União Europeia está a aplicar as recomendações do antigo primeiro-ministro italiano Mario Draghi, mas a um ritmo que fica atrás do resto do mundo.
Segundo um relatório publicado esta quarta-feira pela Joint European Disruptive Initiative (JEDI Draghi Tracker), a União Europeia apenas implementou 26% das recomendações apresentadas por Mario Draghi há dois anos.
"Os progressos são reais, mas não acompanham o ritmo do mundo", escreveram os autores num comunicado de imprensa, criticando o bloco por avançar demasiado devagar no que se refere à legislação.

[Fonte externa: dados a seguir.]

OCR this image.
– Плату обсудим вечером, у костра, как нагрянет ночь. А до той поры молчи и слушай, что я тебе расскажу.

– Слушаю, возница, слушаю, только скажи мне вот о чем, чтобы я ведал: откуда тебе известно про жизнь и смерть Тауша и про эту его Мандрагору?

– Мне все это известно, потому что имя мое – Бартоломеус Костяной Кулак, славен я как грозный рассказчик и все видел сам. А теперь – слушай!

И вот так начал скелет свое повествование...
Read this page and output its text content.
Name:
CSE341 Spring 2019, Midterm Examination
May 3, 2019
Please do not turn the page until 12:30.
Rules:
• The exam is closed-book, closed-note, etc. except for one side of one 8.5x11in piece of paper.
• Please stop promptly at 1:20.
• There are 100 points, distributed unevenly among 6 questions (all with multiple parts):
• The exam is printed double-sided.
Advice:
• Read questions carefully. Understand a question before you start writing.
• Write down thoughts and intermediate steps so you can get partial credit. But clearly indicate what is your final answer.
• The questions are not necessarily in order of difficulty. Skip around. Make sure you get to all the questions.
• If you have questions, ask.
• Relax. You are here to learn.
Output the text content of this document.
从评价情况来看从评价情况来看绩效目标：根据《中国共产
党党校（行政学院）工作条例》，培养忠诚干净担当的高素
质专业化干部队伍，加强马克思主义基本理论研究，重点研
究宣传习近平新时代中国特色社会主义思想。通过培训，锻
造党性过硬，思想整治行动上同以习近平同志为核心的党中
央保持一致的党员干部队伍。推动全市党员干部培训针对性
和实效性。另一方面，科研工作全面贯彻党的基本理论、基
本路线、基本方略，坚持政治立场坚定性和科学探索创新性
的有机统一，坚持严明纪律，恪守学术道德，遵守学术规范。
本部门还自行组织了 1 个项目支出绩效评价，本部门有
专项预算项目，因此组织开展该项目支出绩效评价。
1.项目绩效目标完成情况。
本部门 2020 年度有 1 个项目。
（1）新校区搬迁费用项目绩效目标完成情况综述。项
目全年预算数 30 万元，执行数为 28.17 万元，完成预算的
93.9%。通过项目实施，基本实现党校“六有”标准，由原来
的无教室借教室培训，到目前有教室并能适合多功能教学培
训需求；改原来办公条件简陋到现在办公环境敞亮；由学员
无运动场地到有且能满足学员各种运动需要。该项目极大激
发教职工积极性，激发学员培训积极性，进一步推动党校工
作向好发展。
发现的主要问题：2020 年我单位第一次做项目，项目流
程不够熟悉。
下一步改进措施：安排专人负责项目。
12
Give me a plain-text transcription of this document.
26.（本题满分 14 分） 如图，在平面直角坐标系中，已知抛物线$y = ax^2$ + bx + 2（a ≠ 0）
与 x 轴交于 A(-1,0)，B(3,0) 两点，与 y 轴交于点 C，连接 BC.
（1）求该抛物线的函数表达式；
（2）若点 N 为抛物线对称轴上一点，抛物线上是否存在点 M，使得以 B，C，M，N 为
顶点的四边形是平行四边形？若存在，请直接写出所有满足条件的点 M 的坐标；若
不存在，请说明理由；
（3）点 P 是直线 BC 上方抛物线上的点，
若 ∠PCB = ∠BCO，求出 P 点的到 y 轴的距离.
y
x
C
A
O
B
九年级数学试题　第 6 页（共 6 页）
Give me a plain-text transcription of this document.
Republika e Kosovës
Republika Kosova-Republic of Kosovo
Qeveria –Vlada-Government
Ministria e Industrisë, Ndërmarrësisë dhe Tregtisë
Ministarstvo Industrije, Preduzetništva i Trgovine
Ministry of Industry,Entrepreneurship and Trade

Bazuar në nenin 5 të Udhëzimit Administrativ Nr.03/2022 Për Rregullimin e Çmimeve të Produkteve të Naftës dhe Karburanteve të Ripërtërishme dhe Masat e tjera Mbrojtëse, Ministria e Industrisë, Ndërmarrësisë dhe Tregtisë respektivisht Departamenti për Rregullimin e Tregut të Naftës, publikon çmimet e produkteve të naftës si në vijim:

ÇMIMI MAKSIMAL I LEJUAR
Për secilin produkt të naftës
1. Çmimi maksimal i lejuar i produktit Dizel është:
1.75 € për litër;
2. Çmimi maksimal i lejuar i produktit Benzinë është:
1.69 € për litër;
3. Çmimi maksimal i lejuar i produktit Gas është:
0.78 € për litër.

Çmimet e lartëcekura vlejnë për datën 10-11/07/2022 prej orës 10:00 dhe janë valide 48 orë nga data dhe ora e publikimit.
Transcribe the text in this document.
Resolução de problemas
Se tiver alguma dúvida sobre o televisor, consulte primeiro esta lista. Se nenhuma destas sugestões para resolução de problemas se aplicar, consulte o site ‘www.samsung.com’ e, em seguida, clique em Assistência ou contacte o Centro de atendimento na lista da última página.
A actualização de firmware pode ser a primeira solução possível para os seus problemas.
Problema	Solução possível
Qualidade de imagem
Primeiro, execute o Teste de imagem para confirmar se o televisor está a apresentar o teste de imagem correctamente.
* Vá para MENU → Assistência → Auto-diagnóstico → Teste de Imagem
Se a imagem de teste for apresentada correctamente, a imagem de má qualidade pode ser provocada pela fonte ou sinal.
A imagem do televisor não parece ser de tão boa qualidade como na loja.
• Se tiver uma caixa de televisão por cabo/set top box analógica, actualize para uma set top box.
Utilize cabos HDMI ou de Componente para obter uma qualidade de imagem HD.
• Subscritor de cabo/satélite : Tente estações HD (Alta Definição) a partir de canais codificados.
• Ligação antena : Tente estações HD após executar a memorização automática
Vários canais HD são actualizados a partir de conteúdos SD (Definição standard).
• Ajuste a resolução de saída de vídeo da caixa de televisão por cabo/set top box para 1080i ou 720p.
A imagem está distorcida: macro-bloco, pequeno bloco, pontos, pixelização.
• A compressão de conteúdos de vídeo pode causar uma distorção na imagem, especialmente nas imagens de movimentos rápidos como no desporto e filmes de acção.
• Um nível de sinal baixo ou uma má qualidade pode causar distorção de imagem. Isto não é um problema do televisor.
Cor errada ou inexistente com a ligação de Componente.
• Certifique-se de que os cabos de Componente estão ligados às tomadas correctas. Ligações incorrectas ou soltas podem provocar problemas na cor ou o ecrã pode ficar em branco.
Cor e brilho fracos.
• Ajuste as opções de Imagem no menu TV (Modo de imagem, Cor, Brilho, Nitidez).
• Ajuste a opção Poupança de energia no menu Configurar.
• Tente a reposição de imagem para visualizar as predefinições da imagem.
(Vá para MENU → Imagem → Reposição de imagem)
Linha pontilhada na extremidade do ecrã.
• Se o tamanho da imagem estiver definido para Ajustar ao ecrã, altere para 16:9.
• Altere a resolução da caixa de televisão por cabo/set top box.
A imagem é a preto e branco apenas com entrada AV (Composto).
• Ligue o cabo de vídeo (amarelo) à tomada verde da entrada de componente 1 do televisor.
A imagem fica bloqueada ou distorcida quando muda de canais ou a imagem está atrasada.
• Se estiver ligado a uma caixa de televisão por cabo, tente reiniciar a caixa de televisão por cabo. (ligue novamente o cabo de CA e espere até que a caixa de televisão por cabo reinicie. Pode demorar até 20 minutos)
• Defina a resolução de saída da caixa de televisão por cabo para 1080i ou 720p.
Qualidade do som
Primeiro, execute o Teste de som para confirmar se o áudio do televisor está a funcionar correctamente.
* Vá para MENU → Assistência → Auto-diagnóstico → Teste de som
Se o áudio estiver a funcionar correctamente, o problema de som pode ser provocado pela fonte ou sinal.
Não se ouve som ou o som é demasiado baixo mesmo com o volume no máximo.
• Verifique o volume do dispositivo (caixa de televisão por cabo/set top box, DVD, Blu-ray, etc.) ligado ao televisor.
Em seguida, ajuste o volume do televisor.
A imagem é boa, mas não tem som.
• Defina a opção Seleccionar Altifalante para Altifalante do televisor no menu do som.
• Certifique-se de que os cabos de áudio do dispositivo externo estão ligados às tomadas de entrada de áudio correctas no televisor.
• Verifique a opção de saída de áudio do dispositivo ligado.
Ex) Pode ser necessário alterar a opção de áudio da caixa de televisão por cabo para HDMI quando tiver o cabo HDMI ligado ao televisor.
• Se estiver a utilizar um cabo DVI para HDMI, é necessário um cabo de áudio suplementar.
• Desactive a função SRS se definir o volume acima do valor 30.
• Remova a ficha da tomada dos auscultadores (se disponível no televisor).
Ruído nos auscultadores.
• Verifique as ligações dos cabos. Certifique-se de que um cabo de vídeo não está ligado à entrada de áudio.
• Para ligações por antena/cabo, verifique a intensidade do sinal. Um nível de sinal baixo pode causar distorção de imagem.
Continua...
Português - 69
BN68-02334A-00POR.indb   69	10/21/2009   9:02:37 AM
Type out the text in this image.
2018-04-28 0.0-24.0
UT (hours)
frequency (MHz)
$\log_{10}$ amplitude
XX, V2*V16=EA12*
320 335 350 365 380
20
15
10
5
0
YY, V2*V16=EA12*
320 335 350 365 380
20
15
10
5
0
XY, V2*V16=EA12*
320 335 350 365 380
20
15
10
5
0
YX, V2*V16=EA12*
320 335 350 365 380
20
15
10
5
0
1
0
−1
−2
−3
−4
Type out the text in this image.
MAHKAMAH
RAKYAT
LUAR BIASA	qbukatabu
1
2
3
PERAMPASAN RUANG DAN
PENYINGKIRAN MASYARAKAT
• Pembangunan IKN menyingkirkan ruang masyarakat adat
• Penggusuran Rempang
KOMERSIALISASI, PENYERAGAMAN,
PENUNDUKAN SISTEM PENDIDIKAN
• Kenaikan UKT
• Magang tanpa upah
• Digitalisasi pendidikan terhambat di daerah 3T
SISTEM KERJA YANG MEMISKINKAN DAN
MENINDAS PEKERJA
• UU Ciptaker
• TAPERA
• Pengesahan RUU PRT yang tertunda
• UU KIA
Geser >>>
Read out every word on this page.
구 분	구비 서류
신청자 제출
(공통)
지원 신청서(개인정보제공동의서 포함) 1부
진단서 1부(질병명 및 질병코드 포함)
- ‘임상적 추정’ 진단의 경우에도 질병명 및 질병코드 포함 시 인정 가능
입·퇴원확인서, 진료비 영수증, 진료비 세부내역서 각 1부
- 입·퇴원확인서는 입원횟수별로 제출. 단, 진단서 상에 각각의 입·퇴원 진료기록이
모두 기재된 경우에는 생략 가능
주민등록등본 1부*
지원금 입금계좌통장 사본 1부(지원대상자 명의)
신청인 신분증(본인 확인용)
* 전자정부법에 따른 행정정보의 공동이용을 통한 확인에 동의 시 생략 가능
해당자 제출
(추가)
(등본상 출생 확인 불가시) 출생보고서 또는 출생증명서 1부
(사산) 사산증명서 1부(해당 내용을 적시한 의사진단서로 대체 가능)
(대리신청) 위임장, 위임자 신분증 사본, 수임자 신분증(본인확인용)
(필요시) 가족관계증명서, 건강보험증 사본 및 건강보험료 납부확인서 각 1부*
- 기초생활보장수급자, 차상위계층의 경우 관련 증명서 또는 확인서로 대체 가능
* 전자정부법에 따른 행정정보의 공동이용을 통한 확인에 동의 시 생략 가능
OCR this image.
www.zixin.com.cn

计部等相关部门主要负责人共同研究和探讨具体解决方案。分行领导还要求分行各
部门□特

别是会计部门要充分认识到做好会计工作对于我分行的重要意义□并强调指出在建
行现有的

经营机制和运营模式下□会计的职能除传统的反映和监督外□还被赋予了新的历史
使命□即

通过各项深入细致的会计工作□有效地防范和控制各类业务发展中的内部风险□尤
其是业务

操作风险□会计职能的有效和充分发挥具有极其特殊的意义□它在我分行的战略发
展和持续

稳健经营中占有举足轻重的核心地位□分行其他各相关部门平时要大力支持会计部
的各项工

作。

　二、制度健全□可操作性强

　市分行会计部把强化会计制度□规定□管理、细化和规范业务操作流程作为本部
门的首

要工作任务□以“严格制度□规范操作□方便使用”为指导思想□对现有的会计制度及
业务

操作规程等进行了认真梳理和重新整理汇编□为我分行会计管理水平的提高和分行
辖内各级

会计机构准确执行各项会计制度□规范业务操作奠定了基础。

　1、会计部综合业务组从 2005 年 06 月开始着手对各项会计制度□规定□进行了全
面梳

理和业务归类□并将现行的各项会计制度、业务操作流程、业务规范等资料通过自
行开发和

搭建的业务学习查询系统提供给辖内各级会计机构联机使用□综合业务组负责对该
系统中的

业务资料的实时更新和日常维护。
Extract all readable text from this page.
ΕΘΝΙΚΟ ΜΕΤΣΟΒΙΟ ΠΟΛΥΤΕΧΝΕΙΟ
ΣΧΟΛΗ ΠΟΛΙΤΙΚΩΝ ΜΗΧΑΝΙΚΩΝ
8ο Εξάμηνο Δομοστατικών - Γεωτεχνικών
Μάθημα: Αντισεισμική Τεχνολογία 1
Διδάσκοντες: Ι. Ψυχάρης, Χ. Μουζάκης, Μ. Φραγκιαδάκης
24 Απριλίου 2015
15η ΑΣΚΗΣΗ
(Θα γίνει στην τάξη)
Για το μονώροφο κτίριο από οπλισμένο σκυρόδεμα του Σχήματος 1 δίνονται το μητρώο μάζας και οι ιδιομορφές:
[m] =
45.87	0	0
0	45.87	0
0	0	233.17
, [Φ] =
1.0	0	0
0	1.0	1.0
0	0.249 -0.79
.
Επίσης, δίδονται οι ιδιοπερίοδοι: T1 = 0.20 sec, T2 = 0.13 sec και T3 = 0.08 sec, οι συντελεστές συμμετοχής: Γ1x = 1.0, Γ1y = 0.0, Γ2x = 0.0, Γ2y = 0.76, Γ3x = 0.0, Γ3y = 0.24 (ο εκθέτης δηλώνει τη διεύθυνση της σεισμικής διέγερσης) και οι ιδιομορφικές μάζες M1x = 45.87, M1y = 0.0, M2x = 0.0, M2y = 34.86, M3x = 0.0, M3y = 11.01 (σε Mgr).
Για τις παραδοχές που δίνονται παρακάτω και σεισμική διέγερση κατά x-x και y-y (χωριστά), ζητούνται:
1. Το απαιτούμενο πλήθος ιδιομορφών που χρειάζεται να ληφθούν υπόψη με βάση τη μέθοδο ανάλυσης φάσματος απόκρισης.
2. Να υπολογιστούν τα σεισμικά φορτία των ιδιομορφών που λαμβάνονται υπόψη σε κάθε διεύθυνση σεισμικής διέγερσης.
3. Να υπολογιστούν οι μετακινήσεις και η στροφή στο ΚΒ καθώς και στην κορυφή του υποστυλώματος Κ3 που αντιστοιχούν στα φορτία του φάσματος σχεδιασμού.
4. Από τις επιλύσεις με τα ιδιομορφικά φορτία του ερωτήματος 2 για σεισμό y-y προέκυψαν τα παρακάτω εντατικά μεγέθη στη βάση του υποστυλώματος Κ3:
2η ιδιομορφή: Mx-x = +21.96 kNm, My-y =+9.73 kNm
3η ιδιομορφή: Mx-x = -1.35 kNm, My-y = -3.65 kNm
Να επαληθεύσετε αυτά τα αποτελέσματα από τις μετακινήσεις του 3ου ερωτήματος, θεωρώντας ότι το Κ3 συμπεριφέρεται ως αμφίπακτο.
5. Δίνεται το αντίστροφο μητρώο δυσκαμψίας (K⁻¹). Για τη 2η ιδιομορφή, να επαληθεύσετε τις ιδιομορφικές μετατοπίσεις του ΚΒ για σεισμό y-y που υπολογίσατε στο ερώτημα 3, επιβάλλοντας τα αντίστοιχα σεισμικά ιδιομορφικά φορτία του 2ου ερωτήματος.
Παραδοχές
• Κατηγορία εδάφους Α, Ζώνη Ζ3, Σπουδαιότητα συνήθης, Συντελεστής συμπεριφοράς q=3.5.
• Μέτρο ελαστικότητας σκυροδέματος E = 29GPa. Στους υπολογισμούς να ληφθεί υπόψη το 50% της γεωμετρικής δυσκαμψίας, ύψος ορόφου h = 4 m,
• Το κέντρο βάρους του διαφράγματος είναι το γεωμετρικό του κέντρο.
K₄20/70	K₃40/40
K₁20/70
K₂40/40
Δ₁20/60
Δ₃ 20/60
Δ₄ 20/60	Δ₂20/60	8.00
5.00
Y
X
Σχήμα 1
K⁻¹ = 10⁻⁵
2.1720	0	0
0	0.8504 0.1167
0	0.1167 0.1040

Em setembro de 2024, Draghi apresentou, em Bruxelas, um relatório muito esperado, que incluía recomendações sobre como tornar a Europa mais competitiva e estrategicamente independente das grandes potências mundiais, nomeadamente dos Estados Unidos e da China.
Draghi enumerou várias reformas importantes, nomeadamente o aumento do investimento em setores estratégicos, como a inteligência artificial e a defesa.
O relatório foi bem recebido pela Comissão Europeia e pelos Estados-membros, que afirmaram que a prioridade deste mandato é tornar a Europa mais competitiva.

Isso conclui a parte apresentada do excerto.